I say all this because the reason comic books have carved out a deep niche for themselves in American culture has everything to do with their ability to fulfill readers' fantasies. Siegel and Shuster and a host of other artists were able to take the nearest reality they knew -- the impressive metropolis of Chicago -- and turn it into a fantasy city built to showcase a man flying across its landscape, able to leap even its tallest buildings, showing its population anything is possible in a progressive industrial and urban age. They took the spirit of Chicago and made their idealization of its can-do, down and dirty attitude into something accessible for all readers, Midwestern or not. Meaning their fans could live in Metropolis, too, just like Jimmy Olsen and Lois Lane. They could be part of the action, and still are to this day, because DC Comics and its stable of writers have never changed its outlook when it comes to Metropolis. In the grim and gritty 1980s deconstruction of superheroes, Metropolis remained a beacon to the middle America that defines Superman's upbringing, and likewise, defines its readership now.

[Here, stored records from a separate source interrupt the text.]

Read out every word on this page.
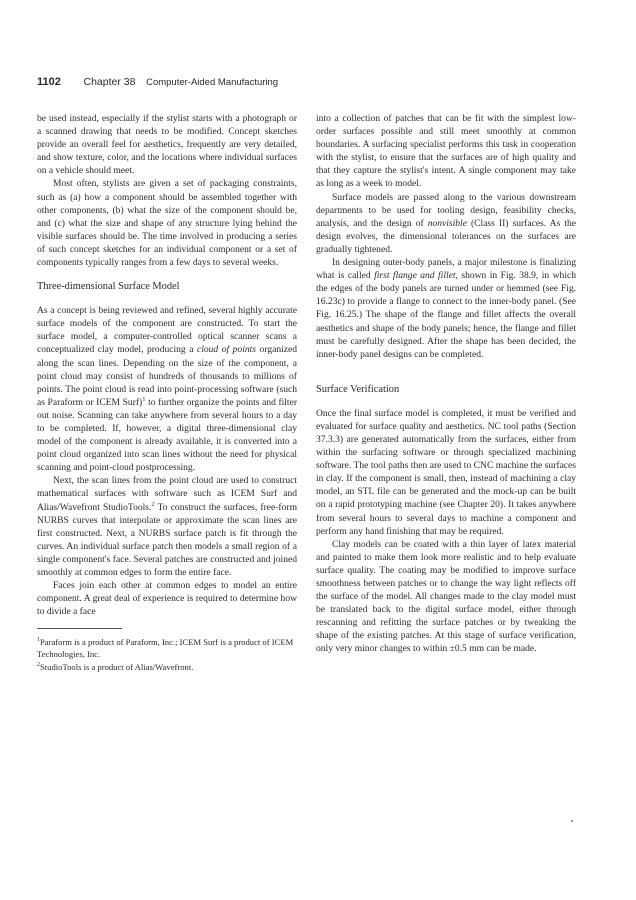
1102 Chapter 38 Computer-Aided Manufacturing

be used instead, especially if the stylist starts with a photograph or a scanned drawing that needs to be modified. Concept sketches provide an overall feel for aesthetics, frequently are very detailed, and show texture, color, and the locations where individual surfaces on a vehicle should meet.

Most often, stylists are given a set of packaging constraints, such as (a) how a component should be assembled together with other components, (b) what the size of the component should be, and (c) what the size and shape of any structure lying behind the visible surfaces should be. The time involved in producing a series of such concept sketches for an individual component or a set of components typically ranges from a few days to several weeks.

Three-dimensional Surface Model

As a concept is being reviewed and refined, several highly accurate surface models of the component are constructed. To start the surface model, a computer-controlled optical scanner scans a conceptualized clay model, producing a cloud of points organized along the scan lines. Depending on the size of the component, a point cloud may consist of hundreds of thousands to millions of points. The point cloud is read into point-processing software (such as Paraform or ICEM Surf)$^1$ to further organize the points and filter out noise. Scanning can take anywhere from several hours to a day to be completed. If, however, a digital three-dimensional clay model of the component is already available, it is converted into a point cloud organized into scan lines without the need for physical scanning and point-cloud postprocessing.

Next, the scan lines from the point cloud are used to construct mathematical surfaces with software such as ICEM Surf and Alias/Wavefront StudioTools.$^2$ To construct the surfaces, free-form NURBS curves that interpolate or approximate the scan lines are first constructed. Next, a NURBS surface patch is fit through the curves. An individual surface patch then models a small region of a single component's face. Several patches are constructed and joined smoothly at common edges to form the entire face.

Faces join each other at common edges to model an entire component. A great deal of experience is required to determine how to divide a face

$^1$Paraform is a product of Paraform, Inc.; ICEM Surf is a product of ICEM Technologies, Inc.

$^2$StudioTools is a product of Alias/Wavefront.

into a collection of patches that can be fit with the simplest low-order surfaces possible and still meet smoothly at common boundaries. A surfacing specialist performs this task in cooperation with the stylist, to ensure that the surfaces are of high quality and that they capture the stylist's intent. A single component may take as long as a week to model.

Surface models are passed along to the various downstream departments to be used for tooling design, feasibility checks, analysis, and the design of nonvisible (Class II) surfaces. As the design evolves, the dimensional tolerances on the surfaces are gradually tightened.

In designing outer-body panels, a major milestone is finalizing what is called first flange and fillet, shown in Fig. 38.9, in which the edges of the body panels are turned under or hemmed (see Fig. 16.23c) to provide a flange to connect to the inner-body panel. (See Fig. 16.25.) The shape of the flange and fillet affects the overall aesthetics and shape of the body panels; hence, the flange and fillet must be carefully designed. After the shape has been decided, the inner-body panel designs can be completed.

Surface Verification

Once the final surface model is completed, it must be verified and evaluated for surface quality and aesthetics. NC tool paths (Section 37.3.3) are generated automatically from the surfaces, either from within the surfacing software or through specialized machining software. The tool paths then are used to CNC machine the surfaces in clay. If the component is small, then, instead of machining a clay model, an STL file can be generated and the mock-up can be built on a rapid prototyping machine (see Chapter 20). It takes anywhere from several hours to several days to machine a component and perform any hand finishing that may be required.

Clay models can be coated with a thin layer of latex material and painted to make them look more realistic and to help evaluate surface quality. The coating may be modified to improve surface smoothness between patches or to change the way light reflects off the surface of the model. All changes made to the clay model must be translated back to the digital surface model, either through rescanning and refitting the surface patches or by tweaking the shape of the existing patches. At this stage of surface verification, only very minor changes to within ±0.5 mm can be made.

So, comics thrive on the marriage of fantasy and reality. It may seem strange to think reality has anything to do with a medium that features supervillains riding dinosaurs and people running so fast they create alternate dimensions. But I'd argue that comic writers tweak their realities to create the ideals we all seek. In doing this, sometimes they create a powerful touchstone with readers. Sometimes they don't. What I want to analyze in this blog is how the tension between fantasy and reality works in comic books (i.e., how far is too far when it comes to plausibility? can we have a flying man but not a bullet that shoots someone into space?). I also want to spend time discussing what we can learn about the collective American psyche from comic books. (What does our art say about us?) From time to time, I'll post thought pieces like this. But more often than not, I'll spend my time taking apart the comics I read, and then putting their structures back together again. So I can figure out what I'm getting from them as a fan and a human being.

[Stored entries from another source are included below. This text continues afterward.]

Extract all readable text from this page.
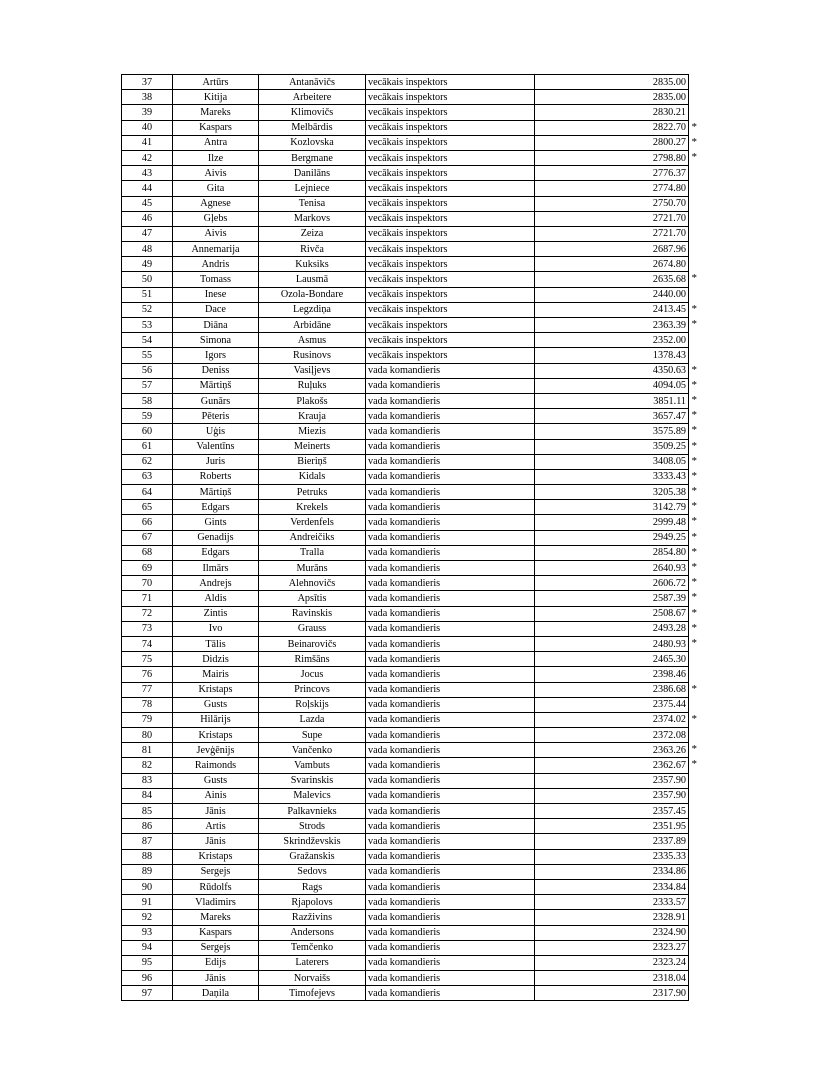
37	Artūrs	Antanāvičs	vecākais inspektors	2835.00

38	Kitija	Arbeitere	vecākais inspektors	2835.00

39	Mareks	Klimovičs	vecākais inspektors	2830.21

40	Kaspars	Melbārdis	vecākais inspektors	2822.70 *

41	Antra	Kozlovska	vecākais inspektors	2800.27 *

42	Ilze	Bergmane	vecākais inspektors	2798.80 *

43	Aivis	Danilāns	vecākais inspektors	2776.37

44	Gita	Lejniece	vecākais inspektors	2774.80

45	Agnese	Tenisa	vecākais inspektors	2750.70

46	Gļebs	Markovs	vecākais inspektors	2721.70

47	Aivis	Zeiza	vecākais inspektors	2721.70

48	Annemarija	Rivča	vecākais inspektors	2687.96

49	Andris	Kuksiks	vecākais inspektors	2674.80

50	Tomass	Lausmā	vecākais inspektors	2635.68 *

51	Inese	Ozola-Bondare	vecākais inspektors	2440.00

52	Dace	Legzdiņa	vecākais inspektors	2413.45 *

53	Diāna	Arbidāne	vecākais inspektors	2363.39 *

54	Simona	Asmus	vecākais inspektors	2352.00

55	Igors	Rusinovs	vecākais inspektors	1378.43

56	Deniss	Vasiļjevs	vada komandieris	4350.63 *

57	Mārtiņš	Ruļuks	vada komandieris	4094.05 *

58	Gunārs	Plakošs	vada komandieris	3851.11 *

59	Pēteris	Krauja	vada komandieris	3657.47 *

60	Uģis	Miezis	vada komandieris	3575.89 *

61	Valentīns	Meinerts	vada komandieris	3509.25 *

62	Juris	Bieriņš	vada komandieris	3408.05 *

63	Roberts	Kidals	vada komandieris	3333.43 *

64	Mārtiņš	Petruks	vada komandieris	3205.38 *

65	Edgars	Krekels	vada komandieris	3142.79 *

66	Gints	Verdenfels	vada komandieris	2999.48 *

67	Genadijs	Andreičiks	vada komandieris	2949.25 *

68	Edgars	Tralla	vada komandieris	2854.80 *

69	Ilmārs	Murāns	vada komandieris	2640.93 *

70	Andrejs	Alehnovičs	vada komandieris	2606.72 *

71	Aldis	Apsītis	vada komandieris	2587.39 *

72	Zintis	Ravinskis	vada komandieris	2508.67 *

73	Ivo	Grauss	vada komandieris	2493.28 *

74	Tālis	Beinarovičs	vada komandieris	2480.93 *

75	Didzis	Rimšāns	vada komandieris	2465.30

76	Mairis	Jocus	vada komandieris	2398.46

77	Kristaps	Princovs	vada komandieris	2386.68 *

78	Gusts	Roļskijs	vada komandieris	2375.44

79	Hilārijs	Lazda	vada komandieris	2374.02 *

80	Kristaps	Supe	vada komandieris	2372.08

81	Jevģēnijs	Vančenko	vada komandieris	2363.26 *

82	Raimonds	Vambuts	vada komandieris	2362.67 *

83	Gusts	Svarinskis	vada komandieris	2357.90

84	Ainis	Malevics	vada komandieris	2357.90

85	Jānis	Palkavnieks	vada komandieris	2357.45

86	Artis	Strods	vada komandieris	2351.95

87	Jānis	Skrindževskis	vada komandieris	2337.89

88	Kristaps	Gražanskis	vada komandieris	2335.33

89	Sergejs	Sedovs	vada komandieris	2334.86

90	Rūdolfs	Rags	vada komandieris	2334.84

91	Vladimirs	Rjapolovs	vada komandieris	2333.57

92	Mareks	Razživins	vada komandieris	2328.91

93	Kaspars	Andersons	vada komandieris	2324.90

94	Sergejs	Temčenko	vada komandieris	2323.27

95	Edijs	Laterers	vada komandieris	2323.24

96	Jānis	Norvaišs	vada komandieris	2318.04

97	Daņila	Timofejevs	vada komandieris	2317.90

I look forward to whatever I learn on this journey, and I promise not every post will be as heady as this one. Because let's face it, as much as they're based in real world wishes, comics are a ridiculous adventure -- one that I'd love to talk about with anyone out there who's listening. So if you have any reading suggestions, let me know! I want to talk about superheroes, zombies, soldiers. Whatever! I don't discriminate.

Except when it comes to where I think Metropolis lives, that is.